Its the second week of Liladays. And… Lila’s here. Asleep for now, as per instruction 1472.87A/9726:e71. And I’m glad, because otherwise she might have read in the paper about the terrible scandal of the Presidents Club annual charidee dinner at the Dorchester, no less. Which raised a quite amazing (until you read who was there) 2 million quid, which was given to various charities. Who’ve now all given it back. Cos its ‘tainted money’. Raised from drunk billionaires whilst they were groping and molesting women. It was, by all accounts, a tribute evening to Harvey Weinstein. As it has been every year. Molest 1 or more of the 130 ‘entertainment’ girls employed for the night, and to make you feel like your not a totally amoral abusive man-handling fucking neanderthal, bid on a ridiculously expensive item in the auction to correct the moral downslide. Which was concurrently downsliding all the way down a blonde’s cleavage. The other hand raised for the bid. “I’ll bid 50 GRANDDDD”, he would slur, having drunk his fill of very expensive champers and 40 year old single malts, “for a 20 minute ride on a Boris bike acherley signed by Boris hissself, hic!” Then this suave and debonair gentleman would undo his £5,000 Armani dinner suit and slap his dick on the table. Haaaaa!!!… (drunken laughter all round at the ultimate nob-joke). And that’s why the President’s Club doesn’t admit women. Unless they have a nob they can slap on the table. Though it can’t be someone else’s.

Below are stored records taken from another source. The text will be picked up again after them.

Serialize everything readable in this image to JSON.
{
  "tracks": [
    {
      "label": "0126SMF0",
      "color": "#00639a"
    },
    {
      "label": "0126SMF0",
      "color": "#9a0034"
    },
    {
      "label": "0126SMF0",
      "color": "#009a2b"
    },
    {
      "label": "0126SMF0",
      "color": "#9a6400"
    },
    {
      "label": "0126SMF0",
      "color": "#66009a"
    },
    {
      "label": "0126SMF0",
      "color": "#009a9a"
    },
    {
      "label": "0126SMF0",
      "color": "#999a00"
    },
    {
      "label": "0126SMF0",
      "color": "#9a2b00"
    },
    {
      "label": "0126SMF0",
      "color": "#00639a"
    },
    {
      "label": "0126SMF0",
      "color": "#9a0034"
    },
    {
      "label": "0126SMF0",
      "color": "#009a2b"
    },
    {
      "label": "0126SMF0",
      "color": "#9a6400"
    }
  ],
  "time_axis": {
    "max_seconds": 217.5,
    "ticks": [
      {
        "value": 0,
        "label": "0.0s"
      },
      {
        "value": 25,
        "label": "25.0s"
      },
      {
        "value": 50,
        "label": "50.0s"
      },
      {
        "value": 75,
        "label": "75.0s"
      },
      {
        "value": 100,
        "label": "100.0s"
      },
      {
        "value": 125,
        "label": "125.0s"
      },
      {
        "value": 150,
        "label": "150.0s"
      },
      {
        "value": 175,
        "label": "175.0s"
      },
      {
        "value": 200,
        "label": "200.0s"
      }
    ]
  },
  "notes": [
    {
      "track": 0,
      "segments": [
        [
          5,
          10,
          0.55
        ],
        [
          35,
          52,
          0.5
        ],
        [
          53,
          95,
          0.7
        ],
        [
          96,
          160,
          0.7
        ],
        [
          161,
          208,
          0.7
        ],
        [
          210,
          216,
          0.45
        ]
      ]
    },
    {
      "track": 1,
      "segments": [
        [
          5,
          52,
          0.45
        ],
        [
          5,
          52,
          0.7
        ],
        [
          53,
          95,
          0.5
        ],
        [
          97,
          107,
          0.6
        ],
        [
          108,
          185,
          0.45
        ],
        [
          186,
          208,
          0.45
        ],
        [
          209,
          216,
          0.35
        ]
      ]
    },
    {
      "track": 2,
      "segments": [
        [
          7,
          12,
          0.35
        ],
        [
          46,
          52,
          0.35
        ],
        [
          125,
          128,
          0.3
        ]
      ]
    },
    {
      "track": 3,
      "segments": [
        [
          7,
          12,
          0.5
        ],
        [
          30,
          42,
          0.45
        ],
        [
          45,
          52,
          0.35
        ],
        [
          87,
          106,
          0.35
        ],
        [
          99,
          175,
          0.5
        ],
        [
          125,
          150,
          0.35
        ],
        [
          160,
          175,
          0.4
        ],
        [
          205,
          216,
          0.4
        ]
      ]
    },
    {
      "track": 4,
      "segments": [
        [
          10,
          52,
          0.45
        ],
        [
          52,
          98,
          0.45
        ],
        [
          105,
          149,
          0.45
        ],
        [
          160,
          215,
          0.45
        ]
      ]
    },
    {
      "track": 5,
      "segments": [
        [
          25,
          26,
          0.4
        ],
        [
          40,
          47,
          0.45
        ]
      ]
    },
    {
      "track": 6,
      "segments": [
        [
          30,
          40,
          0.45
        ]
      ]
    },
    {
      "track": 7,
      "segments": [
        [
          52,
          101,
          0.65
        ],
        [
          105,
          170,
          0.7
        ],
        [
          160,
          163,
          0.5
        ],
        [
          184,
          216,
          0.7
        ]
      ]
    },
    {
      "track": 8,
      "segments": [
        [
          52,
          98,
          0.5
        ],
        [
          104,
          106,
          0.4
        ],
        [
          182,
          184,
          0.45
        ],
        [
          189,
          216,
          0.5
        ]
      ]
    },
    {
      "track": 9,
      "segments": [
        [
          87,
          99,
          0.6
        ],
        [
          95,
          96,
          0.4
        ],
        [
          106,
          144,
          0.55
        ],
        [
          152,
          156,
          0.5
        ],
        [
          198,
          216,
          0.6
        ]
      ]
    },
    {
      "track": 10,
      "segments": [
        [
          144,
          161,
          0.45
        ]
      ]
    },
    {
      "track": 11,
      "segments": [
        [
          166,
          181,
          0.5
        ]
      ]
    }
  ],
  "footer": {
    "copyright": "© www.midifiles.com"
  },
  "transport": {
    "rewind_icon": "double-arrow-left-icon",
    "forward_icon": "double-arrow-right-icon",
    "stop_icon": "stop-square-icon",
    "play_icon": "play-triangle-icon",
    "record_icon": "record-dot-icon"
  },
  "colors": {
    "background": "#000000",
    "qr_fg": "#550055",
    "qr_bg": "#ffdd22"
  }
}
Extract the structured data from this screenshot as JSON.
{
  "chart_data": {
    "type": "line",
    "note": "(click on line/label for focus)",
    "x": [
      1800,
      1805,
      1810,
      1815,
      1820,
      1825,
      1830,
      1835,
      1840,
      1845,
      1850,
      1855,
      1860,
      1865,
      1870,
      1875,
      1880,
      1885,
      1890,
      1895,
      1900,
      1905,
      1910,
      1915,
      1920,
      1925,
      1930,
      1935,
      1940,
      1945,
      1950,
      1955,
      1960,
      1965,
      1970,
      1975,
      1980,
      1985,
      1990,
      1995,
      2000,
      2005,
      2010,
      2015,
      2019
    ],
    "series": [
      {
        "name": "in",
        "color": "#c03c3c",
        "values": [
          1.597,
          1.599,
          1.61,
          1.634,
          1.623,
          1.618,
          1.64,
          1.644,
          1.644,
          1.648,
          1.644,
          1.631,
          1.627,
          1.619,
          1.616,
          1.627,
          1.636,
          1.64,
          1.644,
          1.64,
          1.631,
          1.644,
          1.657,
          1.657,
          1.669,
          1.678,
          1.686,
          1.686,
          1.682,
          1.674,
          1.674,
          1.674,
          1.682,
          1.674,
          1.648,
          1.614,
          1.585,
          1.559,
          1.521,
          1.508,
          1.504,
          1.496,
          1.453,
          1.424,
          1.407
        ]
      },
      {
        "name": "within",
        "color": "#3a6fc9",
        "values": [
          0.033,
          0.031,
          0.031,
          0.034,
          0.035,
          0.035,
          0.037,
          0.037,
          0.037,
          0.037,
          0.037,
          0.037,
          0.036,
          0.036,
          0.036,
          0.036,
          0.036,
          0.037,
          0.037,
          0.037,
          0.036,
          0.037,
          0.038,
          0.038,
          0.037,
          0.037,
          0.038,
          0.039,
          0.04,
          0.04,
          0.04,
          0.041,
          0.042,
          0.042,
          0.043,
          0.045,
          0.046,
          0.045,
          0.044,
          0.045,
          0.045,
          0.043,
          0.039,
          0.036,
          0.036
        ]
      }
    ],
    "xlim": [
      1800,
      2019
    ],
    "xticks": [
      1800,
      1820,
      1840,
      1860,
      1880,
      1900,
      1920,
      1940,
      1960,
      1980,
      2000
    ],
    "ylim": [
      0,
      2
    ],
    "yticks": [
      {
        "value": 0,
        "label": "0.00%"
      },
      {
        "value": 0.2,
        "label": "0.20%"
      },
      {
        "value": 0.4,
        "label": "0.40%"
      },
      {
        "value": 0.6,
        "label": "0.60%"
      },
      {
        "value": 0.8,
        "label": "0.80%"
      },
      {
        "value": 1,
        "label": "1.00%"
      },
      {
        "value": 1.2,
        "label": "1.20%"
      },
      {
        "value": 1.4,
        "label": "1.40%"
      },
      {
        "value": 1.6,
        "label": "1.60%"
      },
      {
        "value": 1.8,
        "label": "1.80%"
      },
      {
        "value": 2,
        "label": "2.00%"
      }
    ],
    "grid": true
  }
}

How this has endured for 35 years is almost beyond imagination. But only almost. Because whatever the facade of chauffeur-driven high browiness and nouveau-riche purchased attempts at ‘class’, even Lords and true gents, they’re just men/boys. And you can take the boys out of the sleaze but, apparently, you can never take the sleaze out of these boys. Who will all doubtless feel a sense of entitlement just due to their wealth if nothing else.

The ‘entertainer’ girls sign a massive disclaimer that also silences them ‘for ever’. What happens in the Dorchester stays in the Dorchester. Until this week. When one of those girls, this one an undercover (nothing sleazy in that, its what you call spying in the journo world) reporter for the Financial Times. And she was groped by billionaires, fondled by financiers, molested by moguls and generally was totally appalled and amazed at what happened there on such an industrial scale.

All the girls should have worn pre-emptive ‘me too’ dresses. Or perhaps ‘me to, ya muthafucka’.

What’s perhaps most incredible is the timing of this event. Right at the very tipping point over the entire globe, well, the western bit of it, when the zeitgeist is massively against ‘boys just being boys’ when its at the expense of the girls, and yet it went ahead anyway, with no change to its mission statement.

Lucky I hid it before Lila saw it, or chewed it.